The right way to do this is to add an additional filter to the analzyer that makes these modifications for you. Cases of changing things like é to e are easy, but for ü you probably want to support both u and ue. That's a little trickier.
Lucene.Net 1.9.1 has support for this; we should add it once it's checked in.
Marking NEW, since Lucene.Net 1.9.1 is now checked in and merged...
Just adding some bug-intertwine, we need some sort of language detection for this to work.
I don't think this bug depends on 354742. We probably want to strip diacritics regardless of language. There is a Lucene filter (new in 2.0, I believe) for stripping them, we should look into using it: http://cvs.gnome.org/viewcvs/*checkout*/beagle/beagled/Lucene.Net/Analysis/ISOLatin1AccentFilter.cs
FYI, there is another one in the making, a StripLatinDiacriticsFilter https://issues.apache.org/jira/browse/LUCENENET-38
*** Bug 482567 has been marked as a duplicate of this bug. ***
*** Bug 525911 has been marked as a duplicate of this bug. ***
Bug 525911, which I just marked as a dup, is a slight variation on the diacritic problem. It has ligature characters like a combined "fi" that should be searchable with the regular, individual "fi" characters. Attached to that bug is a PDF which illustrates the behavior.

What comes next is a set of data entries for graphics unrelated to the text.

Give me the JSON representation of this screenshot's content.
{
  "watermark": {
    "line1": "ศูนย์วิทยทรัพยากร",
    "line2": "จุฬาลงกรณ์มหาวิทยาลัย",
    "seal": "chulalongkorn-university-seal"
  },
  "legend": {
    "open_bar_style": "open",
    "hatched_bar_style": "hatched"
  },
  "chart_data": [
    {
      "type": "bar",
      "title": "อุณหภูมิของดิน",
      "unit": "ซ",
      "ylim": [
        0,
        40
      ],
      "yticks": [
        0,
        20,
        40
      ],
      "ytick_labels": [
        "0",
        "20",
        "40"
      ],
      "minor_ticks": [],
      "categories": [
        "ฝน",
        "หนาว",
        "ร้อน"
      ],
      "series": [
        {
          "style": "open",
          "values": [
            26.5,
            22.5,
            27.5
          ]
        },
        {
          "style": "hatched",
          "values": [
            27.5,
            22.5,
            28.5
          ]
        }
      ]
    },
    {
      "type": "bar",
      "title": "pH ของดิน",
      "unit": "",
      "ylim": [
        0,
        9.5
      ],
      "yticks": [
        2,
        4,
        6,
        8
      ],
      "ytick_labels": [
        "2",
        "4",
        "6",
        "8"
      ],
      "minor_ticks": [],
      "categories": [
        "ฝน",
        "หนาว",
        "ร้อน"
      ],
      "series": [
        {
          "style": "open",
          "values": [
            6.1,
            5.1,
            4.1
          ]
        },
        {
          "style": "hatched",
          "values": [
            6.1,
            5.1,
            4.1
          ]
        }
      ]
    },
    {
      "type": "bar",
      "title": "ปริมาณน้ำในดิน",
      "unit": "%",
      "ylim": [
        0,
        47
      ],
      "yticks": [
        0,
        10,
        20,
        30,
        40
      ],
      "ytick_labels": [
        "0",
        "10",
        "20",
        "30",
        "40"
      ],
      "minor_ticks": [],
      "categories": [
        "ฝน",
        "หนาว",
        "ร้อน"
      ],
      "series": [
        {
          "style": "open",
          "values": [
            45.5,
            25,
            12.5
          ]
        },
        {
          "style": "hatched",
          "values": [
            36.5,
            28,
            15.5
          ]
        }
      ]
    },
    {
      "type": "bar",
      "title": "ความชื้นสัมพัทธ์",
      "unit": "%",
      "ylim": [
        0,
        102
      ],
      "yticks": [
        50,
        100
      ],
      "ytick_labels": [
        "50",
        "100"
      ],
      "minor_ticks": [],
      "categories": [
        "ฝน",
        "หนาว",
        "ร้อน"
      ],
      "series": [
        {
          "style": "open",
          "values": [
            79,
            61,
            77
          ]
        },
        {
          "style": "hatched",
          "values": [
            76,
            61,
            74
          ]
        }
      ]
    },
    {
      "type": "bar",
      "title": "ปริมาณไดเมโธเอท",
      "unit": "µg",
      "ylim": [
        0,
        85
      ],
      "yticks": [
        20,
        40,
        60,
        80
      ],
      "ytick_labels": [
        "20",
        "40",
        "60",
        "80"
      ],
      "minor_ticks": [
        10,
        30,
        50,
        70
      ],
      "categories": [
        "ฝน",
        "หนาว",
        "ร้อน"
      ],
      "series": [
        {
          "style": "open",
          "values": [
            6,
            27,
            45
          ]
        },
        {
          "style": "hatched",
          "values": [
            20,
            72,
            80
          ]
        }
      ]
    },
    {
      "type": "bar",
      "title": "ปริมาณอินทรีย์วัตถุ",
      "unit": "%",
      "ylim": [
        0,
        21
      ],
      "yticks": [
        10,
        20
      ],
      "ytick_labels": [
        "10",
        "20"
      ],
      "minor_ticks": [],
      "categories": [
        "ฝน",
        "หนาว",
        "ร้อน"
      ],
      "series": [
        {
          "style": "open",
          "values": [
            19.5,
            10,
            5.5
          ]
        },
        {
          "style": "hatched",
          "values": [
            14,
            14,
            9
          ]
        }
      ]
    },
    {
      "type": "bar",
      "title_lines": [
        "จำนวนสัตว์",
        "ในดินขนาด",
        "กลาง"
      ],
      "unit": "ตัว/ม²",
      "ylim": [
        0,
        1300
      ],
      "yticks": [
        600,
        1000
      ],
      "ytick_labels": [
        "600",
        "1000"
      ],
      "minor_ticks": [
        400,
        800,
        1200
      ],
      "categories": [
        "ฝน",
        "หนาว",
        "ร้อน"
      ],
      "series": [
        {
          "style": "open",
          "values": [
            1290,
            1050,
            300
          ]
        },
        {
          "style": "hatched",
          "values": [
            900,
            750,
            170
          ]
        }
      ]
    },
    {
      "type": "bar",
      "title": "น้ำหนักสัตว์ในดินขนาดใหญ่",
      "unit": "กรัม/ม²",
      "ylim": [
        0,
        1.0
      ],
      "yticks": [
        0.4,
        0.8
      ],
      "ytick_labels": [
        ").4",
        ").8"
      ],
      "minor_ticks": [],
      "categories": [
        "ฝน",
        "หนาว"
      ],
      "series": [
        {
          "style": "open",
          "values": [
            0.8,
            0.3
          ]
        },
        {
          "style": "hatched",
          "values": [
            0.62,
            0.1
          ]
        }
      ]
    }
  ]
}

Beagle is not under active development anymore and had its last code changes in early 2011. Its codebase has been archived (see bug 796735): https://gitlab.gnome.org/Archive/beagle/commits/master "tracker" is an available alternative. Closing this report as WONTFIX as part of Bugzilla Housekeeping to reflect reality. Please feel free to reopen this ticket (or rather transfer the project to GNOME Gitlab, as GNOME Bugzilla is deprecated) if anyone takes the responsibility for active development again.